Desde que
apareció la pintura de caballete hace cinco siglos, su prestigio no cesó de
crecer entre amplios sectores sociales.
Cuestionado su estatuto tradicional en el siglo XX -desde las formas de
representación hasta el soporte-, sin perder el fervor de las mayorías, numerosos artistas eligieron otros lenguajes
propios de la era tecnotrónica. El pasaje de las formas bidimensionales a las
estructuras espaciales complejas y participativas no es lineal ni repentista. Los auténticos creadores necesitan un tiempo
de reflexión antes de asumir un camino entre los muchos que ofrece el
desconcertante final del segundo milenio.
El arte
uruguayo, desde sus orígenes a mediados del siglo pasado, se caracterizó por la
mesurada incorporación de las innovaciones, desconfiando de los extremismos
estéticos y evitando las temáticas ríspidas.
Es a partir de las dos últimas décadas que ese quietismo expresivo
empezó a modificarse, en especial, en los años recientes. Las generaciones emergentes en la
posdictadura militar, que contagió a la mayoría de los países latinoamericanos,
observan, viven y representan el mundo de otra manera. Los viejos criterios del idealismo
racionalista quedaron arrinconados, y una actitud existencial, de connotaciones
metafísicas, apenas insinuadas en el pasado, hizo su aparición entre los
jóvenes.
Quizá uno de
los más brillantes exponentes de esa actitud innovadora sea Javier Bassi. Es uno de los representantes uruguayos en la Bienal de Cuenca y lo hace
con un aval inesperado: dos importantes premios conquistados en un lapso
brevísimo y reciente, indican que obtuvo un consenso crítico sobre la calidad y
actualidad de su obra.
No es casual.
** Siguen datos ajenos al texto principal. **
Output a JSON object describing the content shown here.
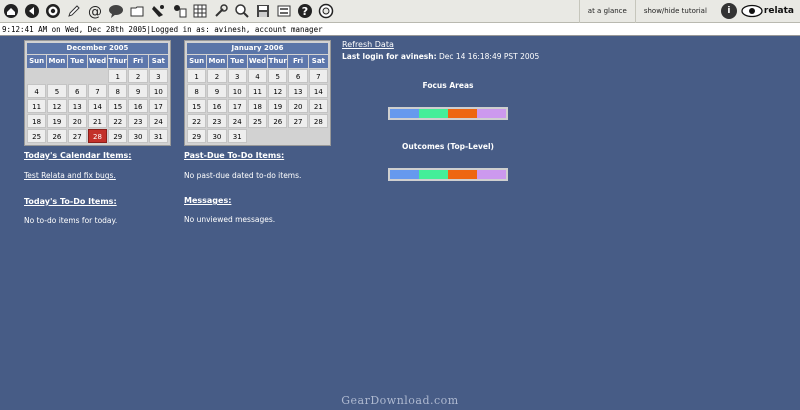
{
  "toolbar": {
    "icons": [
      "home-icon",
      "navigate-icon",
      "target-icon",
      "pencil-icon",
      "at-email-icon",
      "chat-bubble-icon",
      "folder-icon",
      "alarm-icon",
      "contacts-icon",
      "calendar-grid-icon",
      "tools-icon",
      "search-icon",
      "save-icon",
      "preferences-icon",
      "help-icon",
      "lifesaver-icon"
    ],
    "at_a_glance": "at a glance",
    "show_hide_tutorial": "show/hide tutorial",
    "info_label": "i",
    "logo_text": "relata"
  },
  "status": {
    "time": "9:12:41 AM on Wed, Dec 28th 2005",
    "separator": "|",
    "logged_in": "Logged in as: avinesh, account manager"
  },
  "calendars": [
    {
      "title": "December 2005",
      "headers": [
        "Sun",
        "Mon",
        "Tue",
        "Wed",
        "Thur",
        "Fri",
        "Sat"
      ],
      "weeks": [
        [
          "",
          "",
          "",
          "",
          "1",
          "2",
          "3"
        ],
        [
          "4",
          "5",
          "6",
          "7",
          "8",
          "9",
          "10"
        ],
        [
          "11",
          "12",
          "13",
          "14",
          "15",
          "16",
          "17"
        ],
        [
          "18",
          "19",
          "20",
          "21",
          "22",
          "23",
          "24"
        ],
        [
          "25",
          "26",
          "27",
          "28",
          "29",
          "30",
          "31"
        ]
      ],
      "today": "28"
    },
    {
      "title": "January 2006",
      "headers": [
        "Sun",
        "Mon",
        "Tue",
        "Wed",
        "Thur",
        "Fri",
        "Sat"
      ],
      "weeks": [
        [
          "1",
          "2",
          "3",
          "4",
          "5",
          "6",
          "7"
        ],
        [
          "8",
          "9",
          "10",
          "11",
          "12",
          "13",
          "14"
        ],
        [
          "15",
          "16",
          "17",
          "18",
          "19",
          "20",
          "21"
        ],
        [
          "22",
          "23",
          "24",
          "25",
          "26",
          "27",
          "28"
        ],
        [
          "29",
          "30",
          "31",
          "",
          "",
          "",
          ""
        ]
      ],
      "today": ""
    }
  ],
  "sections": {
    "calendar_items_title": "Today's Calendar Items:",
    "calendar_items_link": "Test Relata and fix bugs.",
    "past_due_title": "Past-Due To-Do Items:",
    "past_due_text": "No past-due dated to-do items.",
    "todo_title": "Today's To-Do Items:",
    "todo_text": "No to-do items for today.",
    "messages_title": "Messages:",
    "messages_text": "No unviewed messages."
  },
  "info": {
    "refresh": "Refresh Data",
    "last_login_label": "Last login for avinesh:",
    "last_login_value": "Dec 14 16:18:49 PST 2005"
  },
  "focus": {
    "title": "Focus Areas",
    "colors": [
      "#6699ee",
      "#44ee99",
      "#ee6611",
      "#cc99ee"
    ]
  },
  "outcomes": {
    "title": "Outcomes (Top-Level)",
    "colors": [
      "#6699ee",
      "#44ee99",
      "#ee6611",
      "#cc99ee"
    ]
  },
  "watermark": "GearDownload.com"
}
Desde su aparición a la consideración pública
hace cuatro años, impuso su talento por la singularidad de su imaginería
plástica. En dos series ejecutadas en
1991 y 1992, significativamente denominadas Guardianes de Zobeida y Postes
Conceptuales, exhibía un afán de superar las habituales propuestas para
interrogarse e interrogar al receptor acerca de la pertinencia del mensaje a
trasmitir.
Escamoteando en buena parte los
referentes figurativos, elige un sistema de signos que surgen desde la propia
materia que manipula con delectación y parsimonia. Una materia áspera y densa, con
variaciones de densidad y gestualidad, desde donde se corporizan imágenes
enigmáticas que atrapan el misterio sin revelar su condición ontológica.
Con el tiempo,
amplió y enriqueció esa actitud inicial que derivó en una situación iniciática. En efecto, al ampliar las dimensiones del
soporte utilizando chapas de hierro enormes, sólidas, la proyección de
signos se desliza en la inmensidad del espacio compositivo hacia una extraña y
perturbadora simbología.
El ascetismo
se impone. La austeridad del color, casi
limitado a los ocres, grises y negros opresivos, es alterada por relámpagos de
zonas blancas y/o tonalidades cálidas por donde circula una iconología peculiar de amenazadores
contornos.
Son obras
crepusculares, habitadas por enigmas, restos de naufragios mentales y emotivos
que se mezclan con experiencias intensamente vividas y, exorcizadas, irrumpen
solapadas y elusivas para instaurar un estado de comunión que decanta,
finalmente, en un hecho estético fundante y fecundante.